In New Orleans, school reform leaders have taken a different stance. In the past several years, under the leadership of Louisiana State Superintendent of Education John White (who entered public education through Teach for America, led charter school expansion in New York City under Chancellor Joel Klein and ran the Louisiana Recovery School District for a year before being named state superintendent by Republican Gov. Bobby Jindal in 2012), they have rejected the argument that charters should be permitted to set their own, narrower standards of what it means to be public schools.
The year White became state superintendent, the Recovery School District introduced a centralized, computer-driven application system borrowed from New York City that takes student placements out of the hands of schools, making it harder for charters to manipulate their enrollments. Now, some 90 percent of New Orleans students entering kindergarten and high school get one of their top three choices, students receive admission letters without any contact from schools and there’s a central hotline for families with enrollment challenges.
A new citywide student code of conduct developed by the Recovery School District has banned expulsions for lesser infractions like not wearing school uniforms and every expulsion is now reviewed by central hearing examiners, who overturned 200 of 485 cases in 2013-14. In the wake of the special-education litigation, officials introduced a new funding system that targets special-needs students with up to three times the city’s average per-pupil spending, expanded services and increased training for special-education teachers. And officials have gone so far as to shutter the worst offenders. A few months ago, the Louisiana Board of Elementary and Secondary Education closed Lagniappe Academies for under-serving special-education students, including fraudulently claiming to have provided services it hadn’t.
White has been the most prominent spokesperson for New Orleans reformers’ commitment to protecting vulnerable students as charter schools spread in the city. “Government needs to exist in a publicly funded education system, not to manage schools, but to regulate equity – equity of resources, equity of access, and equity of outcomes,” he told the Tulane conference, a very different perspective from the don’t-tread-on-me, anti-government zealotry of many early charter advocates. “When we realized that charter schools would be serving essentially every child, it changed the paradigm.”
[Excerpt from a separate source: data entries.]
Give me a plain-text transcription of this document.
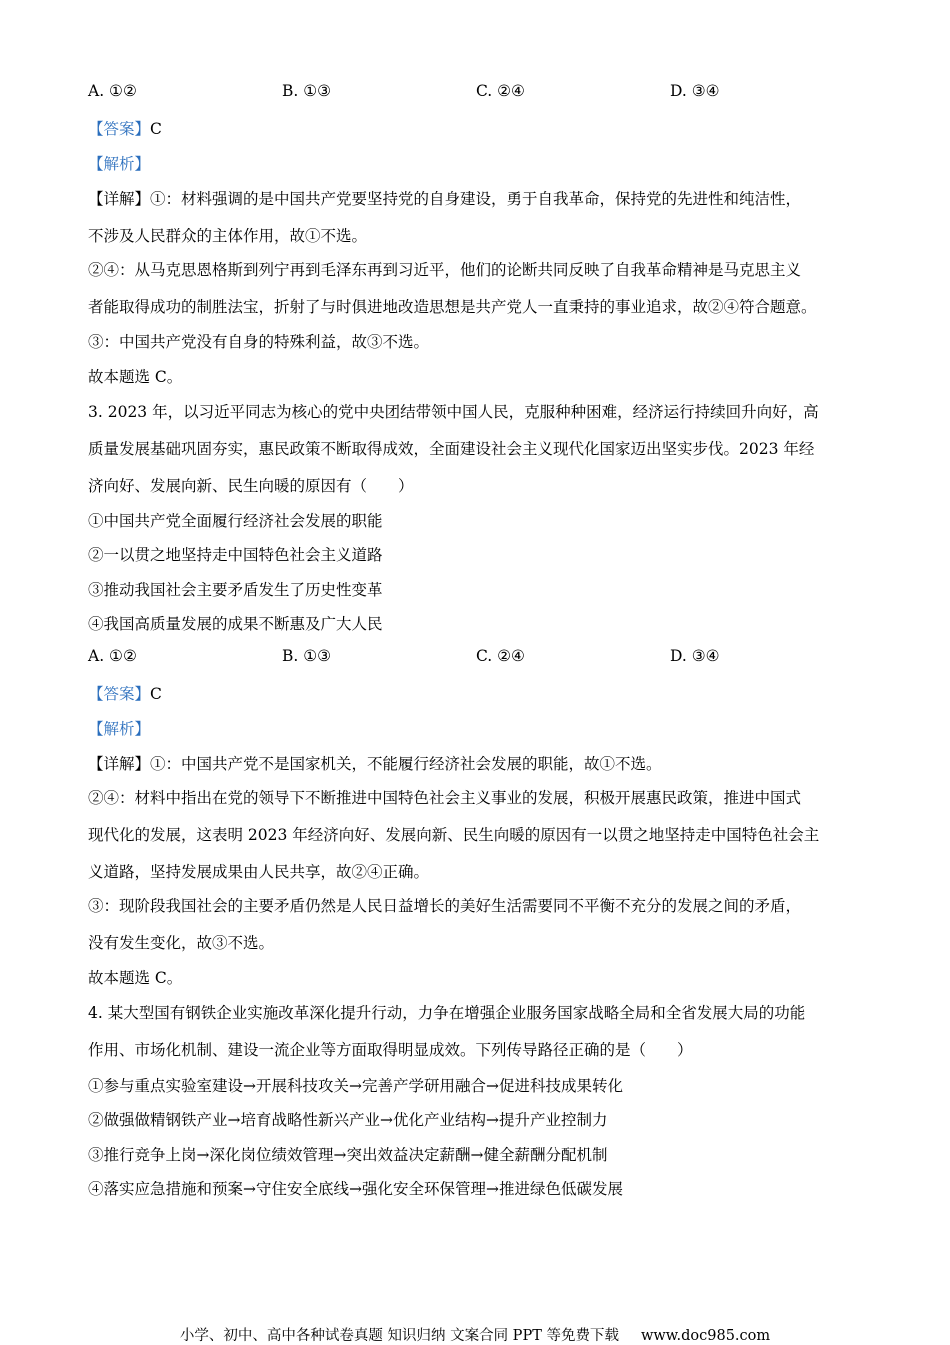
A. ①②	B. ①③	C. ②④	D. ③④
【答案】C
【解析】
【详解】①：材料强调的是中国共产党要坚持党的自身建设，勇于自我革命，保持党的先进性和纯洁性，
不涉及人民群众的主体作用，故①不选。
②④：从马克思恩格斯到列宁再到毛泽东再到习近平，他们的论断共同反映了自我革命精神是马克思主义
者能取得成功的制胜法宝，折射了与时俱进地改造思想是共产党人一直秉持的事业追求，故②④符合题意。
③：中国共产党没有自身的特殊利益，故③不选。
故本题选 C。
3. 2023 年，以习近平同志为核心的党中央团结带领中国人民，克服种种困难，经济运行持续回升向好，高
质量发展基础巩固夯实，惠民政策不断取得成效，全面建设社会主义现代化国家迈出坚实步伐。2023 年经
济向好、发展向新、民生向暖的原因有（　　）
①中国共产党全面履行经济社会发展的职能
②一以贯之地坚持走中国特色社会主义道路
③推动我国社会主要矛盾发生了历史性变革
④我国高质量发展的成果不断惠及广大人民
A. ①②	B. ①③	C. ②④	D. ③④
【答案】C
【解析】
【详解】①：中国共产党不是国家机关，不能履行经济社会发展的职能，故①不选。
②④：材料中指出在党的领导下不断推进中国特色社会主义事业的发展，积极开展惠民政策，推进中国式
现代化的发展，这表明 2023 年经济向好、发展向新、民生向暖的原因有一以贯之地坚持走中国特色社会主
义道路，坚持发展成果由人民共享，故②④正确。
③：现阶段我国社会的主要矛盾仍然是人民日益增长的美好生活需要同不平衡不充分的发展之间的矛盾，
没有发生变化，故③不选。
故本题选 C。
4. 某大型国有钢铁企业实施改革深化提升行动，力争在增强企业服务国家战略全局和全省发展大局的功能
作用、市场化机制、建设一流企业等方面取得明显成效。下列传导路径正确的是（　　）
①参与重点实验室建设→开展科技攻关→完善产学研用融合→促进科技成果转化
②做强做精钢铁产业→培育战略性新兴产业→优化产业结构→提升产业控制力
③推行竞争上岗→深化岗位绩效管理→突出效益决定薪酬→健全薪酬分配机制
④落实应急措施和预案→守住安全底线→强化安全环保管理→推进绿色低碳发展
小学、初中、高中各种试卷真题 知识归纳 文案合同 PPT 等免费下载 www.doc985.com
Other charter leaders have begun to share White’s perspective. “We assumed that a barely regulated marketplace would provide more quality control than it has,” longtime charter advocates and George H.W. Bush-era federal education officials Chester Finn and Bruno Manno wrote recently in an important analysis of the two-and-a-half-decade-old charter school movement.
The nation’s best charter schools have been a boon to public education, attracting some of the nation’s most talented people to a sector that has long lacked status in American life, demonstrating that public schools can systematically educate disadvantaged students to higher levels, and teaching valuable lessons about what’s needed to accomplish that critical task. They have raised the life trajectories of thousands of students.
But as the role of charter schools expands in increasingly decentralized urban public education systems, the New Orleans charter school experience suggests that accountability needs to be no less a priority than school autonomy, that attending to the students charter schools don’t serve is just as important as scrutinizing those they do.